Similar behavior is also applicable to specific dataset formats and libraries, allowing for automated code execution, potentially creating an avenue for malware attacks merely by loading a freely available dataset.
Another example of inherent vulnerability involves JupyterLab (formerly Jupyter Notebook), a web-based interactive computational environment allowing users to execute code blocks and view corresponding results.
“A pertinent issue that often goes unrecognized is the handling of HTML output when executing code blocks in Jupyter,” highlighted the researchers. “The Python code output can emit HTML and [JavaScript] that gets interpreted by the browser.”
The issue arises when the JavaScript outcome is executed without being segregated from the primary web application, potentially enabling the web application to execute arbitrary Python code.
In essence, malevolent parties could input malicious JavaScript intended to insert a new cell in the ongoing JupyterLab notebook, embed Python code within it, and subsequently execute it. This scenario becomes especially relevant in exploiting a cross-site scripting (XSS) vulnerability.
To tackle this, JFrog noted the identification of an XSS weakness in MLFlow (CVE-2024-27132, CVSS score: 7.5), stemming from inadequate validation during the execution of an untrusted recipe, resulting in client-side code execution within JupyterLab.
“A key takeaway from our investigation is that all XSS vulnerabilities in ML libraries should be treated as potential avenues for arbitrary code execution, considering that data scientists might utilize these ML libraries with Jupyter Notebook,” emphasized the researchers.
The second set of weaknesses pertain to implementation lapses, such as the absence of authentication in MLOps platforms, potentially allowing a threat actor with network access to exploit code execution abilities by misusing the ML Pipeline feature.
These threats have materialized, with financially incentivized adversaries exploiting such gaps, as demonstrated in the scenario involving the unpatched Anyscale Ray (CVE-2023-48022, CVSS score: 9.8), to orchestrate cryptocurrency mining activities.

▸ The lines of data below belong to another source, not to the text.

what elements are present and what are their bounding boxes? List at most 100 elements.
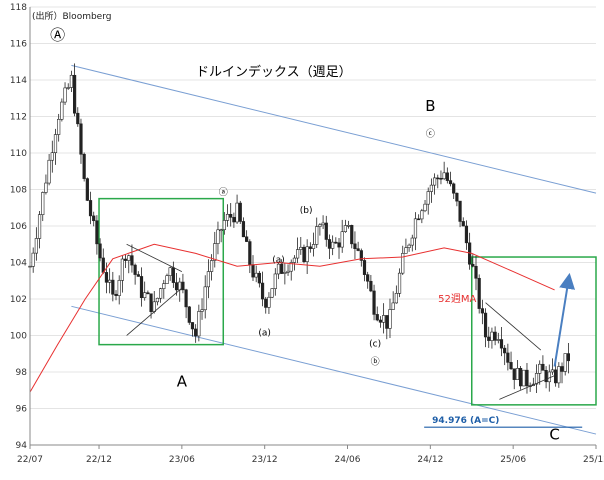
candle-body (334, 241, 338, 244)
wave-label: A (177, 373, 188, 391)
candle-body (149, 293, 153, 312)
y-tick-label: 96 (16, 405, 28, 415)
candle-body (544, 370, 548, 383)
projection-arrow (553, 272, 576, 367)
candle-body (369, 280, 373, 292)
candle-body (337, 242, 341, 248)
sub-wave-label: (c) (369, 339, 381, 349)
candle-body (525, 369, 529, 387)
candle-body (248, 241, 252, 265)
candle-body (452, 183, 456, 194)
candle-body (98, 243, 102, 259)
candle-body (123, 258, 128, 261)
candle-body (541, 363, 545, 371)
candle-body (289, 262, 293, 272)
candle-body (503, 347, 507, 354)
candle-body (203, 286, 207, 311)
candle-body (79, 123, 83, 155)
candle-body (216, 229, 220, 244)
candle-body (111, 279, 115, 295)
y-tick-label: 112 (10, 113, 27, 123)
candle-body (350, 225, 354, 245)
trend-channels (71, 64, 597, 435)
candle-body (445, 172, 449, 181)
candle-body (464, 225, 469, 244)
candle-body (359, 250, 363, 261)
candle-body (477, 277, 481, 309)
candle-body (413, 218, 418, 239)
candle-body (493, 331, 497, 341)
candle-body (209, 260, 214, 272)
chart-title: ドルインデックス（週足） (196, 64, 352, 80)
candle-body (197, 311, 201, 337)
candle-body (397, 272, 402, 294)
candle-body (171, 267, 175, 283)
ma-line (29, 243, 555, 393)
candle-body (57, 119, 61, 135)
candle-body (538, 363, 542, 374)
candle-body (442, 172, 446, 180)
candle-body (353, 243, 357, 249)
candle-body (487, 336, 491, 341)
candle-body (296, 249, 300, 259)
candle-body (311, 244, 316, 249)
sub-wave-label: (b) (300, 206, 313, 216)
y-tick-label: 118 (10, 3, 27, 13)
sub-wave-label: ⓑ (371, 357, 380, 368)
candle-body (407, 244, 411, 249)
candle-body (146, 292, 150, 295)
candle-body (120, 258, 124, 281)
candle-body (554, 369, 558, 384)
triangle-line (126, 243, 183, 272)
sub-wave-label: ⓒ (426, 129, 435, 140)
candle-body (69, 74, 74, 88)
candle-body (455, 192, 459, 202)
triangle-patterns (126, 243, 555, 400)
candle-body (448, 180, 453, 185)
candle-body (283, 272, 287, 274)
candle-body (366, 274, 370, 282)
candle-body (420, 210, 424, 220)
lower-channel-line (71, 305, 597, 435)
candle-body (356, 248, 360, 251)
candle-body (159, 288, 163, 299)
y-tick-label: 98 (16, 368, 28, 378)
candle-body (432, 177, 437, 186)
candle-body (133, 264, 137, 275)
candle-body (331, 241, 335, 249)
y-tick-label: 104 (10, 259, 27, 269)
candle-body (273, 273, 277, 289)
candle-body (346, 225, 351, 227)
candle-body (391, 302, 395, 310)
candle-body (499, 339, 504, 349)
candle-body (63, 87, 67, 103)
target-label: 94.976 (A=C) (432, 416, 499, 426)
candle-body (50, 152, 54, 161)
candle-body (343, 225, 347, 233)
y-tick-label: 110 (10, 149, 27, 159)
sub-wave-label: (a) (272, 256, 285, 266)
candle-body (292, 257, 297, 263)
candle-body (232, 217, 236, 223)
candle-body (522, 369, 526, 387)
candle-body (200, 309, 204, 312)
candle-body (108, 279, 112, 283)
candle-body (480, 308, 484, 314)
triangle-line (499, 375, 555, 400)
candle-body (117, 280, 121, 296)
y-tick-label: 94 (16, 441, 28, 451)
candle-body (515, 368, 520, 380)
candle-body (187, 306, 191, 323)
candle-body (41, 192, 45, 215)
candle-body (60, 101, 64, 120)
candle-body (324, 222, 328, 240)
candle-body (168, 267, 172, 276)
candle-body (260, 282, 265, 300)
candle-body (165, 275, 169, 284)
candle-body (429, 184, 434, 192)
candle-body (327, 239, 332, 249)
candle-body (238, 202, 242, 222)
triangle-line (126, 287, 183, 336)
candle-body (184, 289, 188, 308)
candle-body (31, 252, 35, 267)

An alternative form of implementation vulnerability is a container escape aimed at Seldon Core, enabling attackers to progress from code execution to lateral movement across the cloud environment and reach other users’ models and datasets by uploading a malevolent model to the inference server.
The cumulative impact of leveraging these vulnerabilities is that they could not only be weaponized to infiltrate and propagate within an organization but also compromise servers.
“When deploying a platform that facilitates model serving, it’s imperative to acknowledge that anyone able to serve a new model can also execute arbitrary code on that server,” cautioned the researchers. “Ensure that the environment responsible for model execution is completely isolated and fortified against container escapes.”

This disclosure coincides with Palo Alto Networks Unit 42 outlining two now-fixed vulnerabilities in the open-source LangChain generative AI framework (CVE-2023-46229 and CVE-2023-44467) that could have facilitated the execution of arbitrary code and unauthorized access to sensitive data, respectively.
Recently, Trail of Bits also disclosed four issues in Ask Astro, an open-source chatbot application utilizing retrieval augmented generation (RAG), that could result in chatbot output manipulation, inaccurate document ingestion, and potential denial-of-service (DoS) attacks.
Just as security vulnerabilities are being unveiled in AI-powered applications, methods are also being developed to corrupt training datasets with the aim of deceiving large language models (LLMs) into generating compromised code.
“Unlike recent attacks that embed malicious content in ascertainable or irrelevant sections of the code (e.g., comments), CodeBreaker employs LLMs (such as GPT-4) for sophisticated payload manipulation (without impacting functionalities), ensuring that both the tainted data for fine-tuning and output code can dodge robust vulnerability scans,” detailed academics from the University of Connecticut revealed.